The Lessons Learned: Without an electronic record, a clinician visiting a remote community is flying blind without a patient’s history. The record turns the lights on.
The Upside for:
Clinicians: Better access to a patient’s complete medical record.
Patients: Being highly mobile, patients can receive the best quality care regardless of where their location.
The Organisation: Is able to deliver continuous medical services to the indigenous population, leading to better clinical outcomes.
The KAMSC story
It’s hard for city folks to get their heads around the distances involved in delivering medical services in rural and remote Australia. The Kimberley, in Western Australia, has a population of around 50,000. Half of those people are scattered in remote communities across an area the size of South Australia.
“One of our communities is 1000km away from Broome,” said Dr Trevor Lord, senior medical officer with the Kimberley Aboriginal Medical Services Council (KAMSC). “You have to fly to get there.”
Adding to the challenge is the fact many communities are cut off by road during the wet season. Combined with the fact it’s hard to keep clinicians and nurses for any length of time within these highly mobile communities and it all adds up to a serious, almost intractable, problem when it comes to delivering health services to indigenous people.
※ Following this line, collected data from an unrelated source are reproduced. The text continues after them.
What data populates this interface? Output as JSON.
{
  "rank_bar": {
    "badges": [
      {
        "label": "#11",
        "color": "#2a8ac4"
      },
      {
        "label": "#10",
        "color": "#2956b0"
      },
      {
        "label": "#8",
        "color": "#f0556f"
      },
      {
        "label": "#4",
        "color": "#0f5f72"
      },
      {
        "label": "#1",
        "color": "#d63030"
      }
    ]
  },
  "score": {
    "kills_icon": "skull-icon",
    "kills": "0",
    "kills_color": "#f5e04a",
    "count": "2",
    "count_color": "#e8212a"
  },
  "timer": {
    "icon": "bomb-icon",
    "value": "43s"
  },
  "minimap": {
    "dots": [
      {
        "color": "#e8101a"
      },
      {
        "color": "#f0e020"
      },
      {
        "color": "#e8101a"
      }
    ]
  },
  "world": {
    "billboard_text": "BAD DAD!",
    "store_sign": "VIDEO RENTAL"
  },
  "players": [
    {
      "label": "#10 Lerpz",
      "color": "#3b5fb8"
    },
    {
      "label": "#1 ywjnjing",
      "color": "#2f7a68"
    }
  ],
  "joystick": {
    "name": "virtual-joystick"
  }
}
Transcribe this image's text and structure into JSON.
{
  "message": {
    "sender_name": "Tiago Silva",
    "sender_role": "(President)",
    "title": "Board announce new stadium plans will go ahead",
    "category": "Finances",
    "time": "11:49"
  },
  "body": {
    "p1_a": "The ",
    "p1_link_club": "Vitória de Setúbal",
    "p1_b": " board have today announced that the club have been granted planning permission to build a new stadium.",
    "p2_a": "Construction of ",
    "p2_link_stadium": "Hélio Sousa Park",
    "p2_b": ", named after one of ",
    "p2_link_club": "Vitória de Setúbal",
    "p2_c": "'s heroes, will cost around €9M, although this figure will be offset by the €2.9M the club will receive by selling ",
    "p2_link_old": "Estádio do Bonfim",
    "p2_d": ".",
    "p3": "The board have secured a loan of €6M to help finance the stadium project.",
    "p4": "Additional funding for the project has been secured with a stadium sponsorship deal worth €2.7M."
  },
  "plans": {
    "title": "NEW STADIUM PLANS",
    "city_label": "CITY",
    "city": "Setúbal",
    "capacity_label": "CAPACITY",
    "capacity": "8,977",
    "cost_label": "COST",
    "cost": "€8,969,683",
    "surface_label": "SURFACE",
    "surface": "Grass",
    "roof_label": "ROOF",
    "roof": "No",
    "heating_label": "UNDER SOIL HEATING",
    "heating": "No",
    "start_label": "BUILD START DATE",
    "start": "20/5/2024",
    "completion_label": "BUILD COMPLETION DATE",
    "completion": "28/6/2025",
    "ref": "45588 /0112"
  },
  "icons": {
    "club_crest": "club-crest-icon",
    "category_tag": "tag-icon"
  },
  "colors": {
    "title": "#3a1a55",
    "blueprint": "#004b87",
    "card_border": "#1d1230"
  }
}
Part of the reason it’s hard to keep clinical staff is because the communities are so small, making it hard to justify full time medical staff. The other issue is cultural: clinicians, who are predominantly white, find it hard to fit culturally and socially into remote indigenous communities.
According to Dr Lord, attacking the problem requires a multi-faceted approach. Providing medical services will always rely on the Royal Flying Doctor Service for emergency evacuations, and on clinicians flying into the community for regular visits. Training indigenous people to become health workers within their communities has also proven effective.
The other strategy was the creation, in conjunction with the University of Western Australia, of an online medical record. Dr Lord said this record has transformed the delivery of medical services in the Kimberley.
When a clinician, nurse or indigenous health worker treats a patient a record is created. This record contains details of the treatment, medicines prescribed, and observations from the clinician. The record is stored in a central database, and clinicians can access it from wherever there’s an internet connection.
Dr Lord said the record has made such a big difference in how health services are delivered, he now gets nervous if he can’t access it.
“There’s a big difference in risk between treating someone, and not knowing their medical history, and treating them with their full record in front of you,” he explained.
He also noted it makes collaborating with specialists, who rarely, if ever, visit remote communities. When Dr Lord, or another clinician in treating a patient with particular needs, they can get on the phone, ask the specialist to review the record, and receive advice on the spot.
In future, Dr Lord envisages giving patients read-only access to their records, as well as building out the antenatal and mental health aspects of the record.
“In the end, what it provides is communication between healthcare teams,” said Dr Lord. “Because of the record, this communication is first class – probably even better than what people get living in the city.”